What does it mean to speak of 'The Shortest Story Ever Told'?

The concept of a 'shortest story' has bounced around numerous genres for decades, with sundry subscribers positing a few words or a sentence and declaring the same to encapsulate a 'horror story' or a 'detective story' or some such. For example, the proposed 'shortest horror story' wherein the last man on Earth sits in a room, and there is a knock (or a lock) on the door. These types of stories are 'short' in the sense that they use a small number of words to invoke the great number of assumptions arising within the genre, to convey atmosphere and open the floodgates of the imagination to all of the possible scenarios to come to pass.
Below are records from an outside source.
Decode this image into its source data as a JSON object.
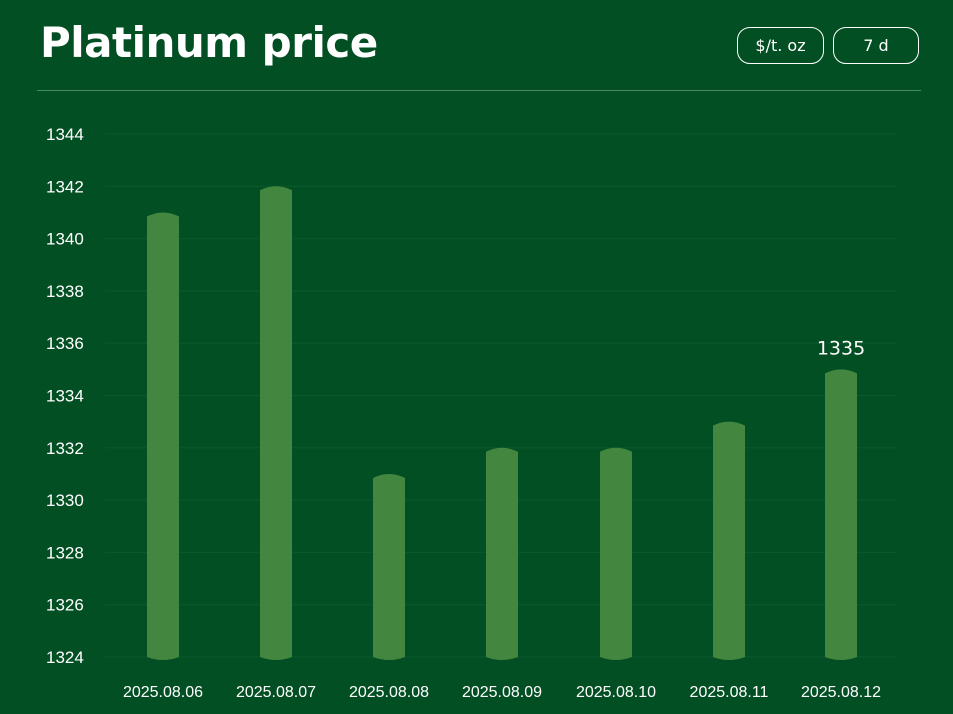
{
  "header": {
    "title": "Platinum price",
    "unit_label": "$/t. oz",
    "range_label": "7 d"
  },
  "colors": {
    "background": "#034f24",
    "bar": "#43863f",
    "grid": "#0a5a2c",
    "text": "#ffffff"
  },
  "chart_data": {
    "type": "bar",
    "title": "Platinum price",
    "xlabel": "",
    "ylabel": "",
    "categories": [
      "2025.08.06",
      "2025.08.07",
      "2025.08.08",
      "2025.08.09",
      "2025.08.10",
      "2025.08.11",
      "2025.08.12"
    ],
    "values": [
      1341,
      1342,
      1331,
      1332,
      1332,
      1333,
      1335
    ],
    "ylim": [
      1324,
      1344
    ],
    "yticks": [
      1324,
      1326,
      1328,
      1330,
      1332,
      1334,
      1336,
      1338,
      1340,
      1342,
      1344
    ],
    "grid": true,
    "data_labels": [
      {
        "category": "2025.08.12",
        "text": "1335"
      }
    ]
  }
}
To title something 'The Shortest Horror Story Ever Told,' then, is to play a little cheat, to inform the audience, by assigning meaning in the Vygotskian* 'sociohistorical psychology' sense that they are to read what few words are presented in the frame of the whole of the specific genre, and thusly to pluck from the genre all of the possible scenarios wherein the occurrance briefly described would be 'horrific.' Consider: if the exact same story of the last man on Earth sitting in a room with the door being knocked on had been prefaced by 'The Shortest Detective Story ever told, the 'story' would be equally valid and yet the genre assumptions necessarily brought to mind by the line would be completely different; and the same if it were prefaced as a Science Fiction or a Romance endeavour.
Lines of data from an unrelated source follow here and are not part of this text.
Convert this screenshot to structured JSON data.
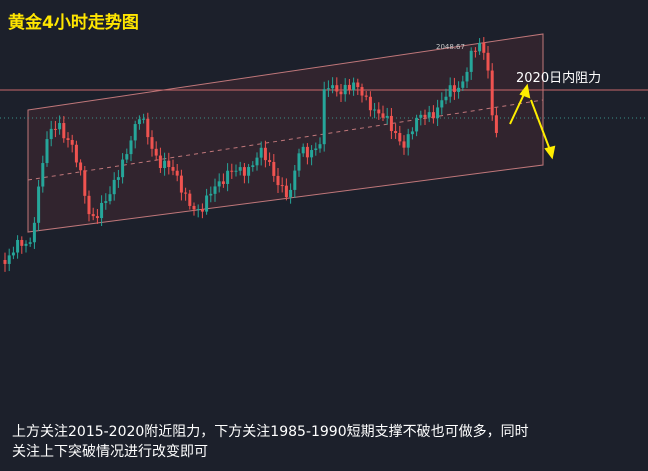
{
  "title": "黄金4小时走势图",
  "peak_label": "2048.67",
  "resistance_label": "2020日内阻力",
  "caption": [
    "上方关注2015-2020附近阻力，下方关注1985-1990短期支撑不破也可做多，同时",
    "关注上下突破情况进行改变即可"
  ]
}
And yes there are many 'stories' in many genres which are indeed 'short' in the sense of having been told in few words (or characters, even -- I seem to recall lore to the effect that the shortest thing ever published as a 'story' was "!"); an occurrance which probably preceded by some number of decades the invention of the interrobang. If any vein at all runs through the earnest efforts to write a 'Shortest Story' it is that of actually tacitly conveying a much longer story. But the shortest 'story' may just as well mean the story which relays the least happening.

....
________

And so that is why, in point of fact, the actual 'shortest story ever told' goes something like this:




Once upon a time....

Nothing.
At all.
Happened.


THE END









....
________

Were one aiming to convey a story in fewer words or with fewer symbols than this, such could easily be accomplished by simply leaving out the 'Once upon a time' and the 'at all' (and 'The End'); but the point of the exercise is that the story itself, the events recounted, constitute the least that may be relayed as having happened; viz: nothing. And not simply 'nothing' in the sense of the nothingness in which a lazy day passes, in which breaths are drawn and heartbeats are beaten. This is a nothingness more desolate even than the world in which the last man on Earth has died; and whatever killed him has died as well. This is the very existence which stands akimbo to 'The Greatest Story Ever Told' -- which is the story of all of existence, and all the stories told within it. This is the story of our Universe entire having never happened, because Nothing. At all. Happened. And because that nothing-at-all is The End.

....but then we come to the inevitable death-blow to suspension of disbelief as applied to this story. For, as Descartes observed, we know that we are thinking, and that much assures as that something has happened. Which, in turn, is why this is in point of fact the shortest story never told.

________
....

*Lev Semyonovich Vygotsky, 1896-1934, was a Soviet psychologist and educational theorist who focused his studies on how teachers may best impart the meaning of concepts to students.